2012 Joint Mathematics Meetings
Karen M. Strom
Artists
Statement
As a scientist, my eyes and mind have been trained to respond to patterns in the natural world. These patterns result from the response of complex systems to physical laws, whose ultimate expression is cast in mathematical form. Mathematical forms -- be they equations or geometrical constructs -- evoke a sense of beauty, much like a poem or symphony. But the world of nature, while shaped by physical laws, is inherently chaotic. My goal in this series of images is to use the worlds of mathematical perfection and beauty to show the equally profound beauty of the natural world. Tiles are constructed perfection.
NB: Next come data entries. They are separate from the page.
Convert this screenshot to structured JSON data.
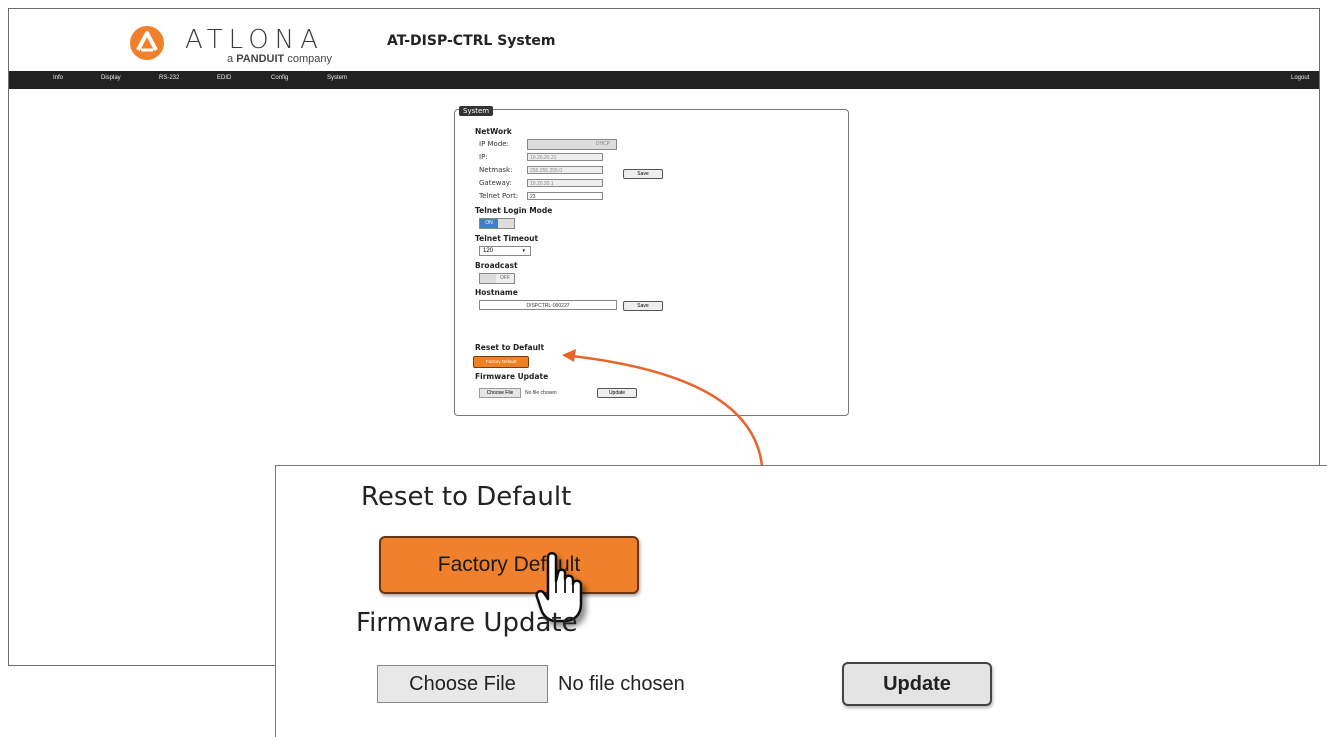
{
  "header": {
    "brand": "ATLONA",
    "brand_sub_a": "a",
    "brand_sub_b": "PANDUIT",
    "brand_sub_c": "company",
    "title": "AT-DISP-CTRL  System"
  },
  "nav": {
    "items": [
      "Info",
      "Display",
      "RS-232",
      "EDID",
      "Config",
      "System"
    ],
    "logout": "Logout"
  },
  "panel": {
    "tab": "System",
    "network": {
      "heading": "NetWork",
      "ip_mode_label": "IP Mode:",
      "ip_mode_value": "DHCP",
      "ip_label": "IP:",
      "ip_value": "10.20.20.21",
      "netmask_label": "Netmask:",
      "netmask_value": "255.255.255.0",
      "gateway_label": "Gateway:",
      "gateway_value": "10.20.20.1",
      "telnet_port_label": "Telnet Port:",
      "telnet_port_value": "23",
      "save_label": "Save"
    },
    "telnet_login": {
      "heading": "Telnet Login Mode",
      "on_label": "ON"
    },
    "telnet_timeout": {
      "heading": "Telnet Timeout",
      "value": "120"
    },
    "broadcast": {
      "heading": "Broadcast",
      "off_label": "OFF"
    },
    "hostname": {
      "heading": "Hostname",
      "value": "DISPCTRL-000227",
      "save_label": "Save"
    },
    "reset": {
      "heading": "Reset to Default",
      "button_label": "Factory Default"
    },
    "firmware": {
      "heading": "Firmware Update",
      "choose_label": "Choose File",
      "no_file": "No file chosen",
      "update_label": "Update"
    }
  },
  "zoom": {
    "reset_heading": "Reset to Default",
    "factory_default_label": "Factory Default",
    "firmware_heading": "Firmware Update",
    "choose_label": "Choose File",
    "no_file": "No file chosen",
    "update_label": "Update"
  },
  "colors": {
    "accent_orange": "#f0802b",
    "nav_bg": "#222222",
    "toggle_on": "#3d7dd6",
    "callout_arrow": "#e8642a"
  },
  "icons": [
    "atlona-logo-icon",
    "pointer-hand-icon",
    "callout-arrow-icon",
    "select-chevron-icon"
  ]
}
Unlike the strictly periodic tiling patterns used to construct flooring and wall tiles, these tile patterns are aperiodic, constructed using only two shapes of tiles (e.g. kites and darts). Coherent blocks of these tiles may reappear throughout a large pattern but do not do so in a periodic manner. Tiling theory can be used to study crystal structure and methods to most efficiently fill a surface or a volume. In these images tile patterns generated by mathematical algorithms are overlaid on complex natural systems operating in the real world. These systems, both biological and chemical, adjust to efficiently grow using the space they have available. What I hope to evoke is a new, constructed world in which disordered nature is re-imagined through the eyes of mathematical order and perfection -- creating in the mindʼs eye a new beauty that is neither order nor chaos.